The search for these images has been somewhat successful. Only three photographs of the four sides of the monument have been recovered, thanks to the Monroe County History Center and Indiana University's Mathers Museum. An image of the corner depicting a cavalry charge, the most damaged panel, still has not been found. Volunteers have made trips to the Ball State Architecture Library and have spent hours on microfilm machines looking through old newspapers to see if a photo of that side exists.
"You can't say thank you long and loud enough for those people," Elftman says, "They all have lives. They have jobs, they have children, they have grandchildren. They go above and beyond to help this project move down the road to, hopefully, a successful completion."

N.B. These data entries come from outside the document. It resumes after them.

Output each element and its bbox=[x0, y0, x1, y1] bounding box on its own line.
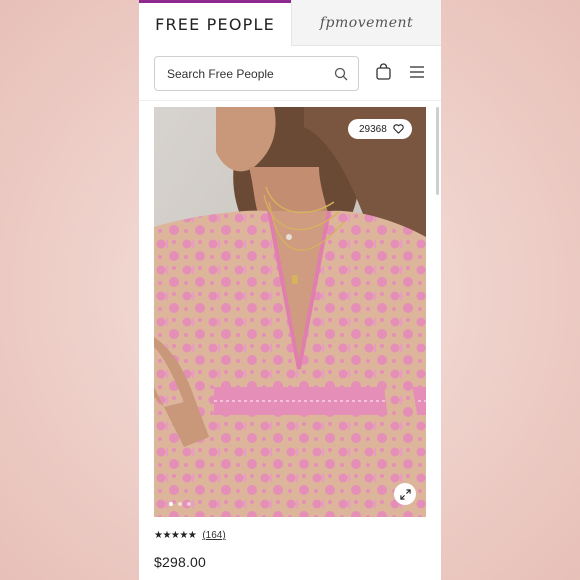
search-icon[interactable] bbox=[334, 67, 348, 81]
shopping-bag-icon[interactable] bbox=[375, 63, 392, 80]
like-count: 29368 bbox=[359, 123, 387, 135]
review-count-link[interactable]: (164) bbox=[202, 530, 225, 541]
search-placeholder: Search Free People bbox=[167, 66, 274, 81]
site-tabs: FREE PEOPLE fpmovement bbox=[139, 0, 441, 46]
mobile-page: FREE PEOPLE fpmovement Search Free Peopl… bbox=[139, 0, 441, 580]
product-rating[interactable]: ★★★★★ (164) bbox=[154, 530, 226, 541]
hamburger-menu-icon[interactable] bbox=[410, 66, 424, 78]
like-button[interactable]: 29368 bbox=[348, 119, 412, 139]
product-price: $298.00 bbox=[154, 554, 207, 570]
product-photo bbox=[154, 107, 426, 517]
tab-free-people[interactable]: FREE PEOPLE bbox=[139, 0, 291, 46]
carousel-dots bbox=[169, 502, 191, 506]
expand-icon bbox=[399, 488, 411, 500]
search-input[interactable]: Search Free People bbox=[154, 56, 359, 91]
product-image[interactable]: 29368 bbox=[154, 107, 426, 517]
header-divider bbox=[139, 100, 441, 101]
scrollbar[interactable] bbox=[436, 107, 439, 195]
star-rating-icon: ★★★★★ bbox=[154, 530, 197, 541]
heart-icon bbox=[393, 124, 404, 134]
carousel-dot[interactable] bbox=[178, 502, 182, 506]
expand-image-button[interactable] bbox=[394, 483, 416, 505]
carousel-dot[interactable] bbox=[169, 502, 173, 506]
tab-fp-movement[interactable]: fpmovement bbox=[291, 0, 441, 46]
carousel-dot[interactable] bbox=[187, 502, 191, 506]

The next step was to raise money. After receiving donations from various veterans organizations, the committee was then able to accept public donations, which is also one of the ways the original monument was funded.
"We have a mantra that there is no donation too small, or too large," adds Elftman, "Even five dollars is going to make a difference."

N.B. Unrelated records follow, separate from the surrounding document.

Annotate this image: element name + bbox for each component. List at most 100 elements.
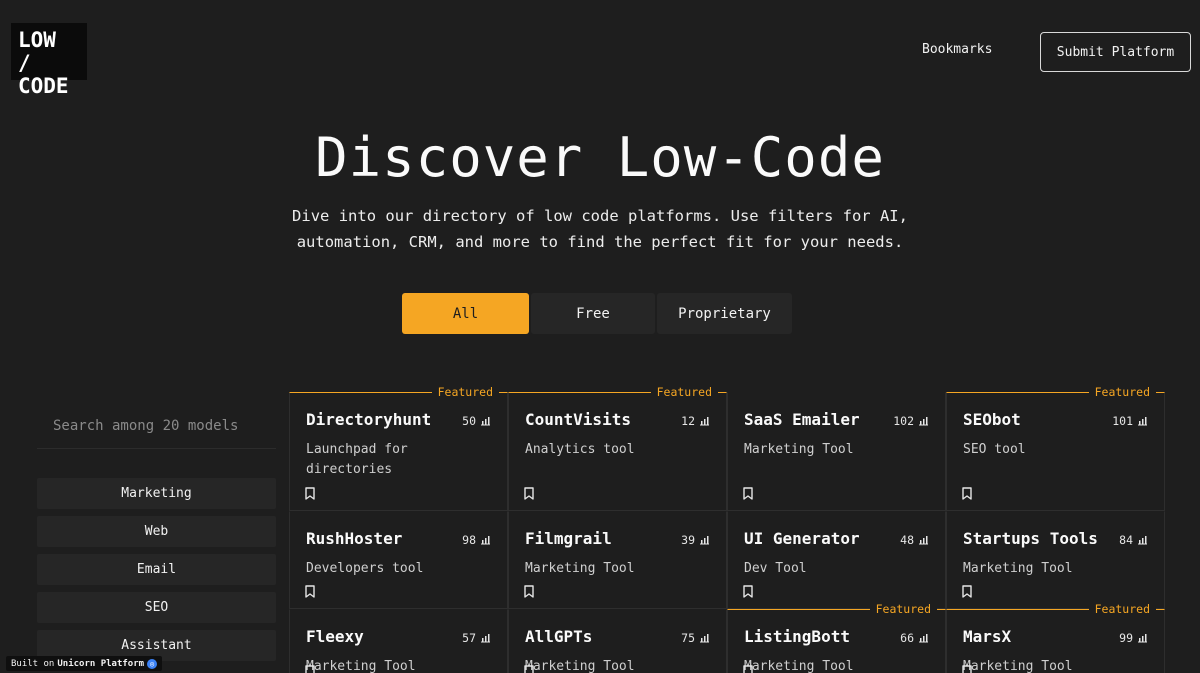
submit-platform-button[interactable]: Submit Platform — [1040, 32, 1191, 72]
platform-card[interactable]: Filmgrail 39 Marketing Tool — [508, 511, 727, 609]
card-description: Developers tool — [306, 561, 424, 576]
chart-icon — [1138, 536, 1147, 545]
built-on-badge[interactable]: Built on Unicorn Platform ◎ — [6, 656, 163, 671]
chart-icon — [700, 536, 709, 545]
card-stat: 101 — [1112, 414, 1148, 428]
card-stat: 99 — [1119, 631, 1148, 645]
card-description: Marketing Tool — [525, 659, 635, 673]
card-count: 98 — [462, 533, 476, 547]
chart-icon — [700, 417, 709, 426]
category-email[interactable]: Email — [37, 554, 276, 585]
pricing-filter-tabs: All Free Proprietary — [402, 293, 792, 334]
card-title: ListingBott — [744, 627, 850, 646]
bookmark-icon[interactable] — [743, 487, 753, 500]
card-stat: 48 — [900, 533, 929, 547]
card-title: UI Generator — [744, 529, 860, 548]
platform-card[interactable]: Featured CountVisits 12 Analytics tool — [508, 385, 727, 511]
hero-subtitle: Dive into our directory of low code plat… — [250, 203, 950, 255]
bookmark-icon[interactable] — [743, 585, 753, 598]
bookmark-icon[interactable] — [524, 585, 534, 598]
card-title: Startups Tools — [963, 529, 1098, 548]
platform-card[interactable]: UI Generator 48 Dev Tool — [727, 511, 946, 609]
chart-icon — [481, 536, 490, 545]
platform-card[interactable]: RushHoster 98 Developers tool — [289, 511, 508, 609]
card-header: Filmgrail 39 — [525, 529, 710, 548]
platform-card[interactable]: SaaS Emailer 102 Marketing Tool — [727, 392, 946, 511]
card-stat: 39 — [681, 533, 710, 547]
card-header: SEObot 101 — [963, 410, 1148, 429]
card-header: RushHoster 98 — [306, 529, 491, 548]
card-header: MarsX 99 — [963, 627, 1148, 646]
bookmark-icon[interactable] — [305, 665, 315, 673]
bookmark-icon[interactable] — [962, 487, 972, 500]
bookmark-icon[interactable] — [962, 585, 972, 598]
badge-platform-name: Unicorn Platform — [57, 658, 145, 669]
hero-subtitle-line-1: Dive into our directory of low code plat… — [292, 207, 908, 225]
platform-card[interactable]: AllGPTs 75 Marketing Tool — [508, 609, 727, 673]
card-description: Marketing Tool — [306, 659, 416, 673]
card-count: 75 — [681, 631, 695, 645]
card-count: 84 — [1119, 533, 1133, 547]
bookmark-icon[interactable] — [305, 585, 315, 598]
platform-card[interactable]: Featured Directoryhunt 50 Launchpad for dir… — [289, 385, 508, 511]
card-count: 99 — [1119, 631, 1133, 645]
card-header: Fleexy 57 — [306, 627, 491, 646]
platform-card[interactable]: Featured ListingBott 66 Marketing Tool — [727, 602, 946, 673]
card-description: Marketing Tool — [744, 442, 854, 457]
card-count: 39 — [681, 533, 695, 547]
bookmark-icon[interactable] — [524, 665, 534, 673]
site-logo[interactable]: LOW / CODE — [11, 23, 87, 98]
platform-grid: Featured Directoryhunt 50 Launchpad for dir… — [289, 385, 1165, 673]
badge-prefix: Built on — [11, 658, 55, 669]
category-list: Marketing Web Email SEO Assistant — [37, 478, 276, 668]
card-title: Directoryhunt — [306, 410, 432, 429]
card-count: 101 — [1112, 414, 1133, 428]
bookmark-icon[interactable] — [524, 487, 534, 500]
platform-card[interactable]: Fleexy 57 Marketing Tool — [289, 609, 508, 673]
unicorn-logo-icon: ◎ — [147, 658, 158, 669]
featured-label: Featured — [431, 385, 499, 399]
search-input[interactable]: Search among 20 models — [37, 403, 276, 449]
card-description: Analytics tool — [525, 442, 635, 457]
card-header: CountVisits 12 — [525, 410, 710, 429]
card-description: Marketing Tool — [744, 659, 854, 673]
chart-icon — [481, 417, 490, 426]
featured-label: Featured — [1088, 602, 1156, 616]
card-title: RushHoster — [306, 529, 403, 548]
card-title: Filmgrail — [525, 529, 612, 548]
chart-icon — [919, 536, 928, 545]
chart-icon — [481, 634, 490, 643]
card-stat: 84 — [1119, 533, 1148, 547]
chart-icon — [919, 417, 928, 426]
card-stat: 98 — [462, 533, 491, 547]
card-count: 50 — [462, 414, 476, 428]
filter-proprietary-button[interactable]: Proprietary — [657, 293, 792, 334]
bookmark-icon[interactable] — [743, 665, 753, 673]
card-stat: 12 — [681, 414, 710, 428]
card-title: SaaS Emailer — [744, 410, 860, 429]
platform-card[interactable]: Featured MarsX 99 Marketing Tool — [946, 602, 1165, 673]
bookmark-icon[interactable] — [305, 487, 315, 500]
card-description: Marketing Tool — [963, 561, 1073, 576]
category-seo[interactable]: SEO — [37, 592, 276, 623]
nav-bookmarks-link[interactable]: Bookmarks — [922, 42, 992, 57]
category-web[interactable]: Web — [37, 516, 276, 547]
filter-all-button[interactable]: All — [402, 293, 529, 334]
category-marketing[interactable]: Marketing — [37, 478, 276, 509]
platform-card[interactable]: Startups Tools 84 Marketing Tool — [946, 511, 1165, 609]
card-header: ListingBott 66 — [744, 627, 929, 646]
featured-label: Featured — [650, 385, 718, 399]
card-description: Launchpad for directories — [306, 442, 408, 477]
card-title: SEObot — [963, 410, 1021, 429]
hero-subtitle-line-2: automation, CRM, and more to find the pe… — [296, 233, 904, 251]
filter-free-button[interactable]: Free — [531, 293, 655, 334]
card-count: 57 — [462, 631, 476, 645]
card-count: 102 — [893, 414, 914, 428]
card-description: Marketing Tool — [963, 659, 1073, 673]
card-title: CountVisits — [525, 410, 631, 429]
card-title: AllGPTs — [525, 627, 593, 646]
featured-label: Featured — [1088, 385, 1156, 399]
platform-card[interactable]: Featured SEObot 101 SEO tool — [946, 385, 1165, 511]
card-description: Marketing Tool — [525, 561, 635, 576]
bookmark-icon[interactable] — [962, 665, 972, 673]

The Commissioner's Office and Bloomington Visitor's Center are also selling apparel, commemorative coins, and coloring books of iconic Bloomington sites to help raise funds. Perhaps the most innovative fundraiser is a historic pub crawl, which will be held this Friday, June 22. Participants will take a guided tour to five bars located in historic buildings. A ticket includes drink samples, snacks, unlimited soft drinks, entry into the Bluebird for a performance by Fat Pockets and a special gift package with limited edition souvenir items. The date for the event was not chosen lightly.

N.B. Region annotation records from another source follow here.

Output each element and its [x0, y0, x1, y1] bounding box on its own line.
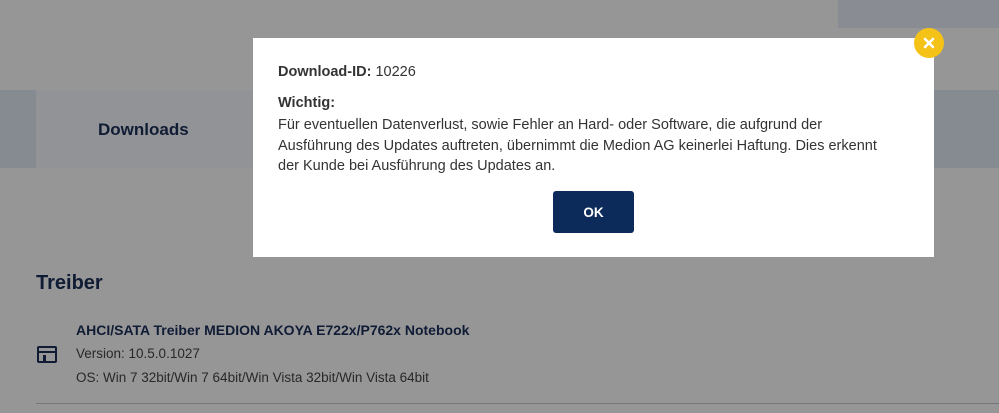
dialog-heading: Wichtig: — [278, 95, 336, 111]
download-id-label: Download-ID: — [278, 64, 372, 80]
dialog-body-text: Für eventuellen Datenverlust, sowie Fehl… — [278, 117, 877, 174]
close-icon — [923, 37, 935, 49]
download-id-value: 10226 — [371, 64, 416, 80]
close-dialog-button[interactable] — [914, 28, 944, 58]
ok-button[interactable]: OK — [553, 191, 634, 233]
download-dialog: Download-ID: 10226 Wichtig: Für eventuel… — [253, 38, 934, 257]
download-id-line: Download-ID: 10226 — [278, 64, 416, 80]
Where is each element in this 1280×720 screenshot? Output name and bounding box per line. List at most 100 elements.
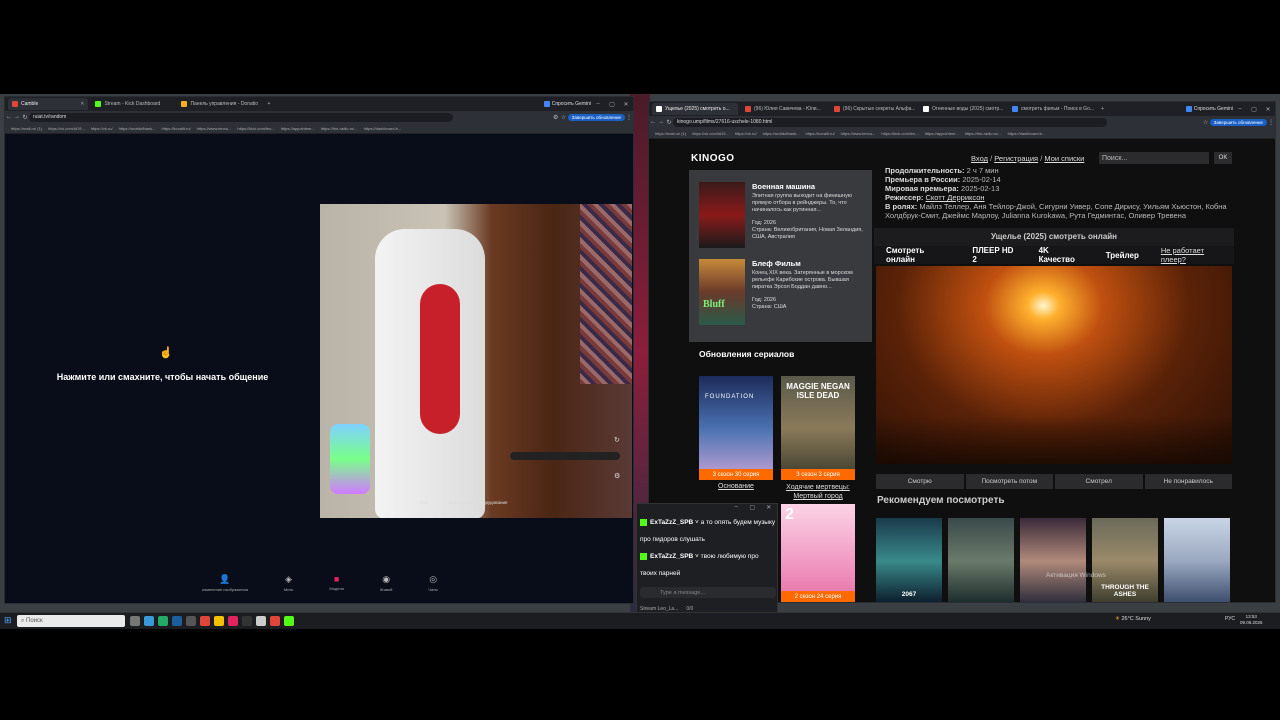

"Two hundred years ago when the commissioners first founded the county," says Thomas, "the commissioners had their first meeting. One of the things they decided to do in their very first few months was to build the initial courthouse, which was a log cabin, appropriately enough, and they made a decision to establish this as the center of the town of Bloomington. They measured out the roadways and they said, 'we're going to sell off the lots.' And June 22nd was the day that the lots of Bloomington were sold off. And one of the things they decided to do to facilitate the auction of the lots was to buy a barrel of whiskey."
While the experience of a pub crawl or limited edition merchandise are fun perks to making a donation, Thomas wants to make sure that the the Alexander Memorial is not taken for granted by Monroe County residents, since it has traditionally meant so much to veterans and to the families of those who have fallen.
"It's something that's there every day. You drive by it, you walk by it, you see it out your window as you drive by, you see it as you bike by, you see it through the bus window," continues Thomas, "we lose track of the importance and the meaning of the monument because we see it every day and it doesn't make it any less important. I think it's really a great thing to get people to refocus on.
"It's important to the veterans," adds Elftman, "It's important to the town of Bloomington. Think about all the things that all take place on that corner. Even the student protests, or Thursday protests. All of those things take place there at the foot of that memorial. It is an iconic part of the Bloomington community. And I think that if we don't restore our historical memorials, we're destined to forget the men that sacrificed everything that they did."
To reserve seats for the Monroe County bicentennial pub crawl, visit the Monroe County Government's website. Both Mary Elftman and Julia Thomas will also be raising funds at Bloomington's Fourth of July parade.
Just look for the tallest monument on the Courthouse Square.